For starters I've already been feeling down all month, you know how the seasonal depression works, but I've just not felt myself. But I was actually feeling okay this morning, ready to take on the world almost.

Well that thought only lasted a few hours, my sister spilled her cereal on me the second I got downstairs this morning and I had to change again, thank god for spare uniforms, I skipped breakfast because my parents were fighting again. And I grabbed my bag and started my walk to school.

And now here I am, in front of my very prestigious school, YGX Academy, staring in horror at the images, MY images, photos of me naked in the shower taped up everywhere around the front door. I lower my head and hold in my tears as I walk in and through the halls, trying to make myself as small as possible.

But no matter what I do I can still hear the whisper, the hushed laughter, and the sounds of pity. I don't go to class, I can't I'm too ashamed, I make an attempt at ripping the posters off the lockers and the walls, tears threatening to pour from my eyes.

I run to the band room, I know it's empty. Nobody has band first period, and the teacher is never in during the mornings anyway. It's my hideaway in some sorts.

I run there and lock the doors behind me, finally breaking down. Everything is against me, my parents are fighting about me, my school hates me, I'm bullied frequently and even in the streets. People curse me and throw garbage in my direction.

Maybe it really is my time? Time to just stop, time to end everything and give the people in my life some breathing room. I've been faking this smile for too long and it's all catching me now. I wipe my eyes and look around, pull my phone out of my jacket pocket and text my Jisoo before making my way to the roof of the school. It's a tall, 3 and a half story building. That should do enough damage right...

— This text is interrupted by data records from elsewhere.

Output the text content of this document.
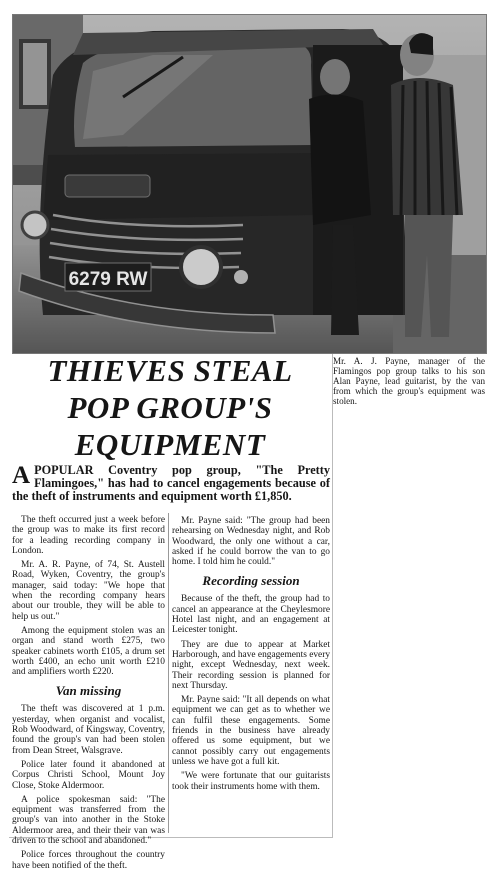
6279 RW
Mr. A. J. Payne, manager of the Flamingos pop group talks to his son Alan Payne, lead guitarist, by the van from which the group's equipment was stolen.
THIEVES STEAL
POP GROUP'S
EQUIPMENT
APOPULAR Coventry pop group, "The Pretty Flamingoes," has had to cancel engagements because of the theft of instruments and equipment worth £1,850.

The theft occurred just a week before the group was to make its first record for a leading recording company in London.

Mr. A. R. Payne, of 74, St. Austell Road, Wyken, Coventry, the group's manager, said today: "We hope that when the recording company hears about our trouble, they will be able to help us out."

Among the equipment stolen was an organ and stand worth £275, two speaker cabinets worth £105, a drum set worth £400, an echo unit worth £210 and amplifiers worth £220.

Van missing

The theft was discovered at 1 p.m. yesterday, when organist and vocalist, Rob Woodward, of Kingsway, Coventry, found the group's van had been stolen from Dean Street, Walsgrave.

Police later found it abandoned at Corpus Christi School, Mount Joy Close, Stoke Aldermoor.

A police spokesman said: "The equipment was transferred from the group's van into another in the Stoke Aldermoor area, and their their van was driven to the school and abandoned."

Police forces throughout the country have been notified of the theft.

Mr. Payne said: "The group had been rehearsing on Wednesday night, and Rob Woodward, the only one without a car, asked if he could borrow the van to go home. I told him he could."

Recording session

Because of the theft, the group had to cancel an appearance at the Cheylesmore Hotel last night, and an engagement at Leicester tonight.

They are due to appear at Market Harborough, and have engagements every night, except Wednesday, next week. Their recording session is planned for next Thursday.

Mr. Payne said: "It all depends on what equipment we can get as to whether we can fulfil these engagements. Some friends in the business have already offered us some equipment, but we cannot possibly carry out engagements unless we have got a full kit.

"We were fortunate that our guitarists took their instruments home with them.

I run past all the stray sways in the hall, some laughing my way, some giving me looks of sadness or pity. I hate those looks, I shove open the doors to the stair case and slow my steps. I briskly walk up the steps, ready to get to the top and accept it.

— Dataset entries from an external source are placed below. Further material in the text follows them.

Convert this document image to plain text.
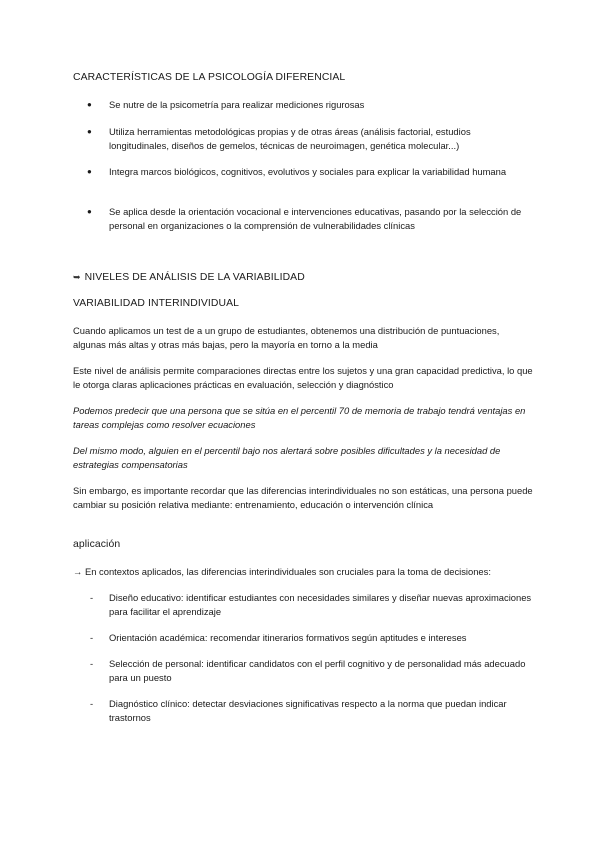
CARACTERÍSTICAS DE LA PSICOLOGÍA DIFERENCIAL

● Se nutre de la psicometría para realizar mediciones rigurosas
● Utiliza herramientas metodológicas propias y de otras áreas (análisis factorial, estudios longitudinales, diseños de gemelos, técnicas de neuroimagen, genética molecular...)
● Integra marcos biológicos, cognitivos, evolutivos y sociales para explicar la variabilidad humana
● Se aplica desde la orientación vocacional e intervenciones educativas, pasando por la selección de personal en organizaciones o la comprensión de vulnerabilidades clínicas

➥ NIVELES DE ANÁLISIS DE LA VARIABILIDAD

VARIABILIDAD INTERINDIVIDUAL

Cuando aplicamos un test de a un grupo de estudiantes, obtenemos una distribución de puntuaciones, algunas más altas y otras más bajas, pero la mayoría en torno a la media

Este nivel de análisis permite comparaciones directas entre los sujetos y una gran capacidad predictiva, lo que le otorga claras aplicaciones prácticas en evaluación, selección y diagnóstico

Podemos predecir que una persona que se sitúa en el percentil 70 de memoria de trabajo tendrá ventajas en tareas complejas como resolver ecuaciones

Del mismo modo, alguien en el percentil bajo nos alertará sobre posibles dificultades y la necesidad de estrategias compensatorias

Sin embargo, es importante recordar que las diferencias interindividuales no son estáticas, una persona puede cambiar su posición relativa mediante: entrenamiento, educación o intervención clínica

aplicación

→ En contextos aplicados, las diferencias interindividuales son cruciales para la toma de decisiones:

- Diseño educativo: identificar estudiantes con necesidades similares y diseñar nuevas aproximaciones para facilitar el aprendizaje
- Orientación académica: recomendar itinerarios formativos según aptitudes e intereses
- Selección de personal: identificar candidatos con el perfil cognitivo y de personalidad más adecuado para un puesto
- Diagnóstico clínico: detectar desviaciones significativas respecto a la norma que puedan indicar trastornos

To accept that I'm not needed nor wanted in this world, that gods had a different plan this whole time, the the voices in my head were right.

I get to the top and move to the edge of the rooftop. I step over on the ledge and close my eyes, I let the sobs rack my body and let the wind dry my tears. My hair whips around, hitting my face a few times as it flits around. I take one last breath before I lean forward, letting my mind go blank.